Because of my struggle with the language, I wasn’t able to really get to know many people who weren’t at least bilingual, and now I feel a lot more capable of having relationships that go deeper than small talk.
Things I’m specifically looking forward to for next semester:
- Staying with the same host family. I loved my host family last semester, so it was a pretty obvious choice for me to choose to stay with them again. I miss afternoon cafecito with my host mom.
- My sister and best friend coming to visit. Long story short, I can’t wait to show off Costa Rica to two of my favorite people in the world, or the show off my two favorite people to Costa Rica.

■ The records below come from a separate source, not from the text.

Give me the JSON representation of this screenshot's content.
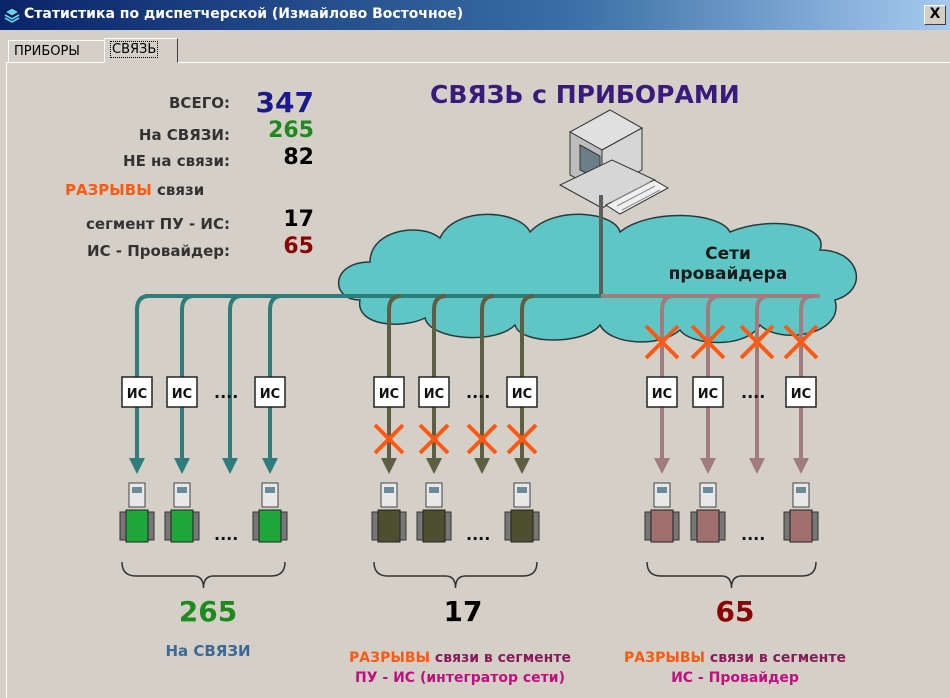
{
  "window": {
    "title": "Статистика по диспетчерской (Измайлово Восточное)",
    "close_label": "X"
  },
  "tabs": [
    {
      "label": "ПРИБОРЫ",
      "active": false
    },
    {
      "label": "СВЯЗЬ",
      "active": true
    }
  ],
  "header": {
    "part1": "СВЯЗЬ с ",
    "part2": "ПРИБОРАМИ"
  },
  "stats": {
    "total_label": "ВСЕГО:",
    "total_value": "347",
    "online_label": "На СВЯЗИ:",
    "online_value": "265",
    "offline_label": "НЕ на связи:",
    "offline_value": "82",
    "breaks_word": "РАЗРЫВЫ",
    "breaks_rest": " связи",
    "seg_pu_label": "сегмент ПУ - ИС:",
    "seg_pu_value": "17",
    "seg_isp_label": "ИС - Провайдер:",
    "seg_isp_value": "65"
  },
  "cloud_label": {
    "line1": "Сети",
    "line2": "провайдера"
  },
  "is_label": "ИС",
  "dots": "....",
  "groups": [
    {
      "count": "265",
      "caption_line1_main": "На СВЯЗИ",
      "caption_line1_rest": "",
      "caption_line2": ""
    },
    {
      "count": "17",
      "caption_line1_main": "РАЗРЫВЫ",
      "caption_line1_rest": " связи в сегменте",
      "caption_line2": "ПУ - ИС (интегратор сети)"
    },
    {
      "count": "65",
      "caption_line1_main": "РАЗРЫВЫ",
      "caption_line1_rest": " связи в сегменте",
      "caption_line2": "ИС - Провайдер"
    }
  ],
  "colors": {
    "title_bar": "#0a246a",
    "total": "#1a1a8c",
    "online": "#1e8a1e",
    "offline": "#000000",
    "breaks": "#ff5a14",
    "seg_isp": "#8b0000",
    "header": "#3a1a7a",
    "cloud": "#5fc6c6",
    "line_online": "#2e7d7d",
    "line_seg": "#5e5e44",
    "line_isp": "#a07c7c"
  }
}
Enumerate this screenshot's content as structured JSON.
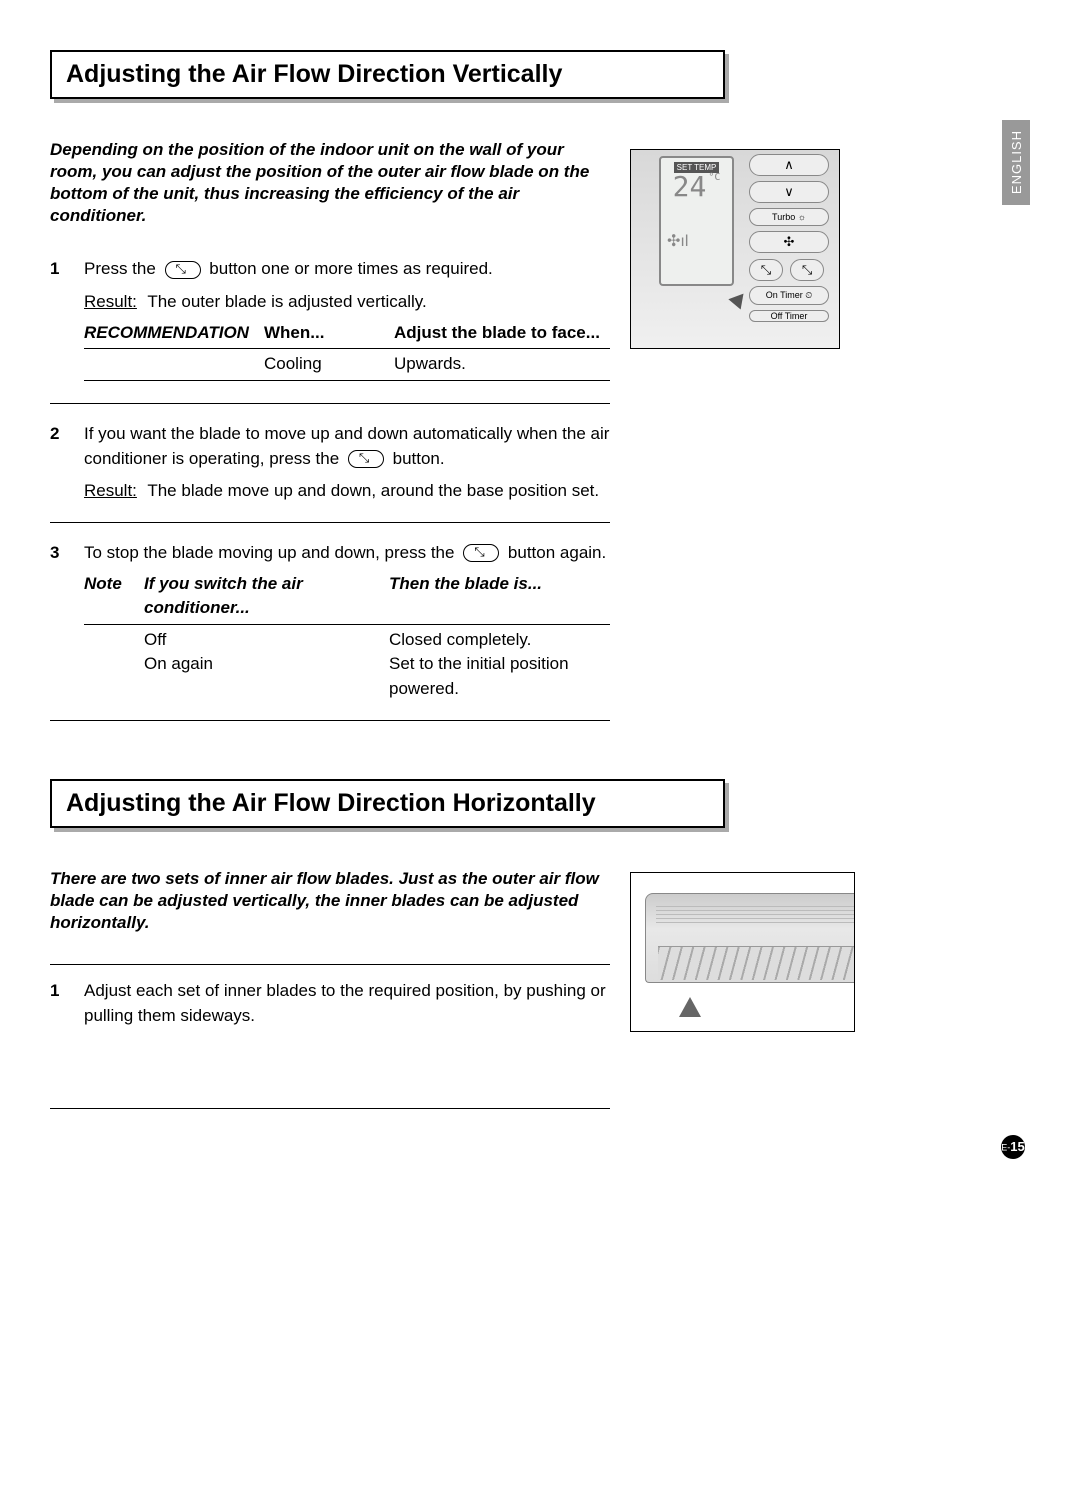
{
  "language_tab": "ENGLISH",
  "section1": {
    "title": "Adjusting the Air Flow Direction Vertically",
    "intro": "Depending on the position of the indoor unit on the wall of your room, you can adjust the position of the outer air flow blade on the bottom of the unit, thus increasing the efficiency of the air conditioner.",
    "step1": {
      "num": "1",
      "text_before_icon": "Press the ",
      "text_after_icon": " button one or more times as required.",
      "result_label": "Result:",
      "result_text": "The outer blade is adjusted vertically."
    },
    "rec": {
      "label": "RECOMMENDATION",
      "head_when": "When...",
      "head_adjust": "Adjust the blade to face...",
      "row_when": "Cooling",
      "row_adjust": "Upwards."
    },
    "step2": {
      "num": "2",
      "text_before_icon": "If you want the blade to move up and down automatically when the air conditioner is operating, press the ",
      "text_after_icon": " button.",
      "result_label": "Result:",
      "result_text": "The blade move up and down, around the base position set."
    },
    "step3": {
      "num": "3",
      "text_before_icon": "To stop the blade moving up and down, press the ",
      "text_after_icon": " button again."
    },
    "note": {
      "label": "Note",
      "head_if": "If you switch the air conditioner...",
      "head_then": "Then the blade is...",
      "row1_if": "Off",
      "row1_then": "Closed completely.",
      "row2_if": "On again",
      "row2_then": "Set to the initial position powered."
    },
    "remote": {
      "set_temp_label": "SET TEMP",
      "temp_value": "24",
      "deg_c": "°C",
      "turbo_label": "Turbo",
      "on_timer": "On Timer",
      "off_timer": "Off Timer"
    }
  },
  "section2": {
    "title": "Adjusting the Air Flow Direction Horizontally",
    "intro": "There are two sets of inner air flow blades. Just as the outer air flow blade can be adjusted vertically, the inner blades can be adjusted horizontally.",
    "step1": {
      "num": "1",
      "text": "Adjust each set of inner blades to the required position, by pushing or pulling them sideways."
    }
  },
  "page_number": {
    "prefix": "E-",
    "value": "15"
  }
}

- Traveling. As I’ve already mentioned, I have a whole month to travel in addition to all the weekends in the semester. The good news is, I finally feel like I can travel like a big girl and find my own bus and hostel without having to rely on more proactive friends to plan a trip. This means I can go where I specifically want to go.
- Class. I’m a nerd and I love school and classes. With more of an idea of the class structure and a better grip on language, I can take almost any class I want this semester, including a drawing class. I’m going to learn how to draw in Spanish, guys.
- Volunteer trip with the program. The week after finals, we got to stay with new host families in a rural community in the southern part of Costa Rica, learn a bit about organic farming and coffee production, meet a super-cool artist guy, and experience a different aspect of Costa Rican life. The experience is worth its own post, but long story short, I can’t wait to go back.
This break is a good time for me to regroup and spend time with the people I love in the home I love, but I still look forward to going back to a place where I will always be a stranger.